In a long line of cases involving Qualified Theft, this Court has firmly established the nature of possession by the
Bank of the money deposits therein, and the duties being performed by its employees who have custody of the money or
have come into possession of it. The Court has consistently considered the allegations in the Information that such employees
acted with grave abuse of confidence, to the damage and prejudice of the Bank, without particularly referring to it as owner of the
money deposits, as sufficient to make out a case of Qualified Theft.

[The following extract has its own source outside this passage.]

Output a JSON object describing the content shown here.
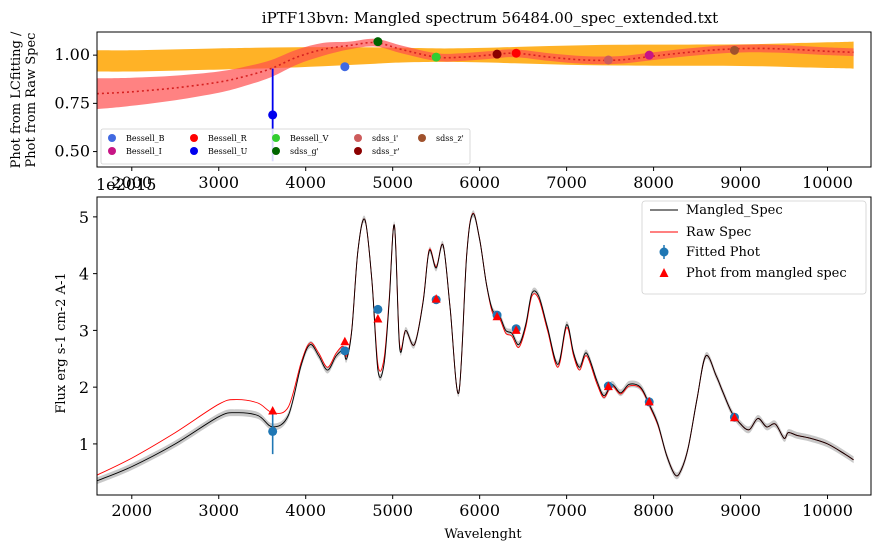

As regards the respondents who were employed as Cashier and Bookkeeper of the Bank in this case, there is even no
reason to quibble on the allegation in the Informations that they acted with grave abuse of confidence. In fact, the Information
which alleged grave abuse of confidence by accused herein is even more precise, as this is exactly the requirement of the law in
qualifying the crime of Theft.
In summary, the Bank acquires ownership of the money deposited by its clients; and the employees of the Bank, who
are entrusted with the possession of money of the Bank due to the confidence reposed in them, occupy positions of
confidence. The Informations, therefore, sufficiently allege all the essential elements constituting the crime of Qualified Theft.